Cloud computing, he continued, is that new paradigm that companies, such as Amazon and Google, have leveraged for economies of scale.

Yet, Garbani warns that this paradigm shift will force process change across the organization. With automated processes, less human intervention is required. IT admins, whose jobs have traditionally been very tactical, will find themselves in more strategic roles.

A recent global study by Axios Systems Inc., an IT services management provider with an office in Toronto, investigated the degree to which organizations are continuing to manage IT services amid a move to the cloud.
 

Only 26 per cent of IT professionals thought their IT service management processes were mature enough to manage cloud services. Meanwhile, half of respondents didn’t think their organizations were ready, and 23 per cent were unsure.

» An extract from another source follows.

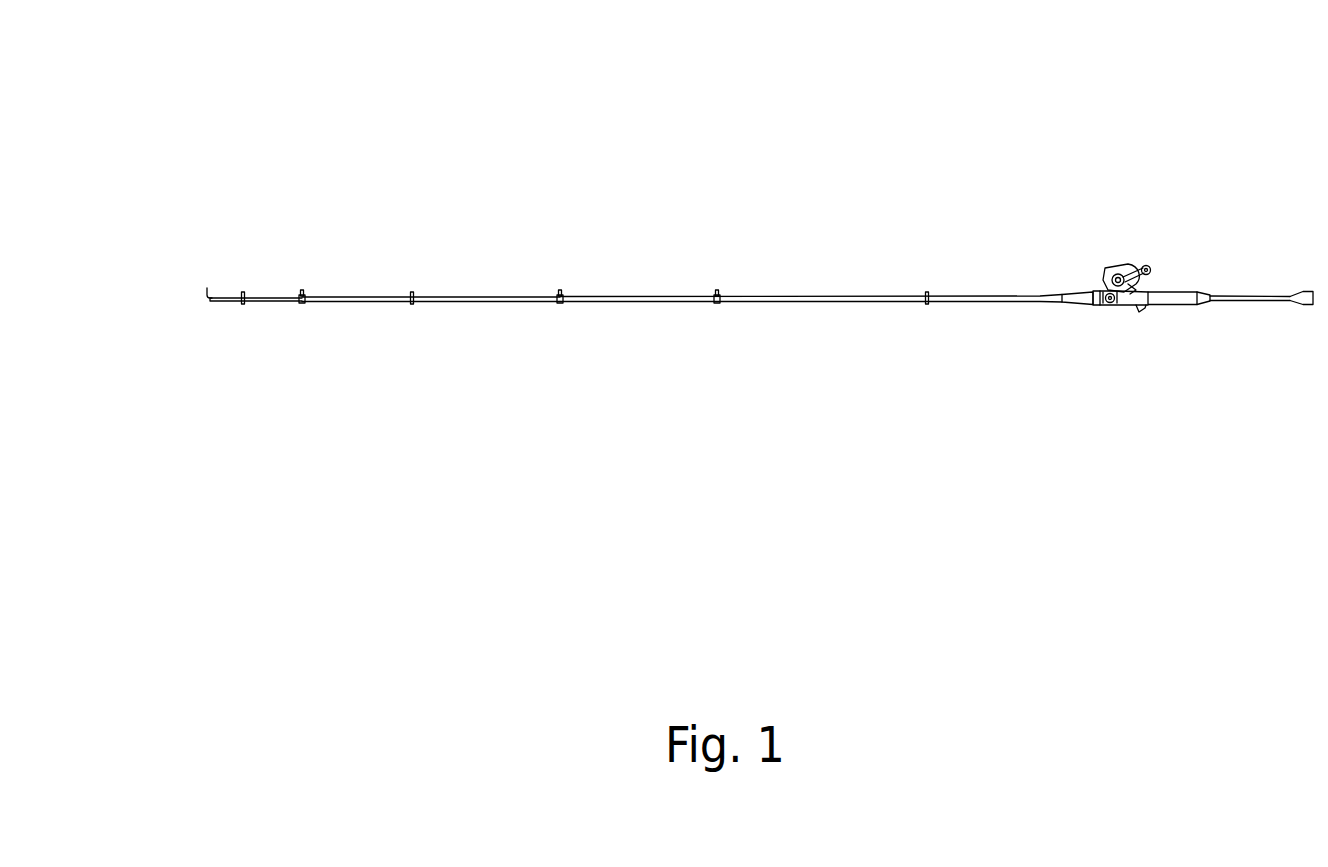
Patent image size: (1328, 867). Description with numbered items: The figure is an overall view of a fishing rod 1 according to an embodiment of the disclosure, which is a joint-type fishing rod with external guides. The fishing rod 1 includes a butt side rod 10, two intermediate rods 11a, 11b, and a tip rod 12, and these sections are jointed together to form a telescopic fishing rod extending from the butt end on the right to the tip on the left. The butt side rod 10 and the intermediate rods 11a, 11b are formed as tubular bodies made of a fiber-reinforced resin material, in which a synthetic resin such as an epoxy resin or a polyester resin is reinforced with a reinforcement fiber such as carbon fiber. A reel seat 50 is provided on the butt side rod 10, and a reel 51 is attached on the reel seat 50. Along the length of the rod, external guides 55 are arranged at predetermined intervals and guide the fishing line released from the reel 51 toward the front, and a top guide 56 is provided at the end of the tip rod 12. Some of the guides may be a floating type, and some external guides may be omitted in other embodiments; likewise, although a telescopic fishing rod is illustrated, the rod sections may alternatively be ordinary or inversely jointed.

The same study also looked at the rate at which organizations are moving to the cloud. Twenty-eight per cent of respondents already adopted a cloud strategy in one or more areas of the organization. Five per cent have plans to deploy cloud services in the next three months. Twenty per cent plan to roll out cloud services in six months and beyond. Thirty-two per cent reported having zero plans to adopt a cloud strategy.

When it comes to IT service supply chains, Axios’s executive vice-president Markos Symeonides said many organizations he works with understand why they must have a complete view of how business services are built.

“These organizations must get an end-to-end view for all services, including cloud-based ones,” said Symeonides.